Çoğunluk, anadili Kürtçe olan bir çocuğun döve döve Türkçe öğrenişini hissedemediği müddetçe Kürt meselesinde iki metre bile gidemezsiniz.
Bir-iki yıl önce daha iyimserdim.
Türkiye tarihinin en büyük paradokslarından birini yaşıyoruz. 30 yıl sonra tarihçiler şöyle yazabilir:
‘Ne ilginç dönemmiş ki iktidar partisi AKP, o zamana dek hiçbir iktidarın cesaret edemediğini yaparak yıllardır çok şeytanlaştırılmış bir örgütle, PKK’yla müzakere masasına oturdu. Ama aynı iktidar, inanılmaz beceriksizlik ve basiretsizlikle askeri çözüm takıntısında ısrar etti ve ülkenin çok kanlı bir bölünme sürecine girmesine yol açtı.’
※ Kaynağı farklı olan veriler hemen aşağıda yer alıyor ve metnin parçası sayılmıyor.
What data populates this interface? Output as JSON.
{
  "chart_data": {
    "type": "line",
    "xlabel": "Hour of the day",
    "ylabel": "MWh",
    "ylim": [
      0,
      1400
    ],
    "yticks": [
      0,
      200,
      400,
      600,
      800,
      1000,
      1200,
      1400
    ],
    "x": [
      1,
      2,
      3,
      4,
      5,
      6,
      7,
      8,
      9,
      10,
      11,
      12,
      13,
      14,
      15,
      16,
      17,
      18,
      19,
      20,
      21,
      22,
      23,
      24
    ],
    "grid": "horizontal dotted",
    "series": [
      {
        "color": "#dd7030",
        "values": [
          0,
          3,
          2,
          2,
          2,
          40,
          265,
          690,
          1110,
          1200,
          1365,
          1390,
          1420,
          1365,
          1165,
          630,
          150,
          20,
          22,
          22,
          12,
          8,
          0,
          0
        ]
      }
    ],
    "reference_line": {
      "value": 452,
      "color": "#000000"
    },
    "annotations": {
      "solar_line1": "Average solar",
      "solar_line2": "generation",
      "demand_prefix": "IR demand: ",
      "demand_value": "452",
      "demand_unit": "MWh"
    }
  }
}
Çözümsüzlük ihtimali artıyor ve üzgünüm bunun sonu kapsamlı bir iç savaş olabilir.
Öneri olarak iki önkoşul var.
Bir, şiddetle çözülemez.
İki, eşitlik temelinde çözülebilir.
Devlet de, PKK da bu noktaya gelmedikçe çözülemez. Diyorlar ki PKK silahları bırakmadan müzakere edilemez. Bu temenni olabilir ama PKK, binlerce kişilik, milyonlarca destekçisi olan bir yapı. Silahları bıraksınlar deniyor.
Neye göre, nasıl bıraksınlar?
Uygun koşullar sağlamadan bunu talep etmenin pratik bir karşılığı yok. Barışçı bir çözüm çerçevesi sunarsınız, birileri mızıkçılık yaparsa o zaman lafınızı edersiniz.
Seçimden önce Başbakan, ‘Biz olsak asardık’ dedi. Ya da her vesileyle büyük bir kibirle anadilde eğitim olamayacağını söylüyor.
Böyle ortak zemin bulamazsınız.
Siz gerekli adımları atarsanız, diğer tarafın şiddet kullanımını mahkûm edebilirsiniz. O zaman herkes de arkanızda durur.
Oysa, hükümet özellikle son seçimlerden sonra ‘Kürt sorunu bitti. PKK’yı da askeri olarak bitireceğiz’ hezeyanı içinde.
Kürt sorununun ne denli katmanlı olduğunu idrak edebilmiş değiller. Birkaç hamleyle hallederiz sandılar, kazın ayağı öyle çıkmayınca eski askeri reflekslere çark ettiler.
PKK da Kürt meselesinin bitmediğini kabul ettirmek için meşrebince hamleler yapıyor. PKK’nın meşrebinin de öteden beri epeyce geniş olduğunu biliyoruz. Zaman zaman sivillere yönelik, terör sınıfına sokulabilecek, insanın kanını donduran eylemler de yapıyorlar.
Karşılıklı bu hamleler toplumsal dokumuzu her seferinde daha da çürütüyor, aradaki mesafeyi açıyor.”
Murat Paker’in söylediklerine kulak verin.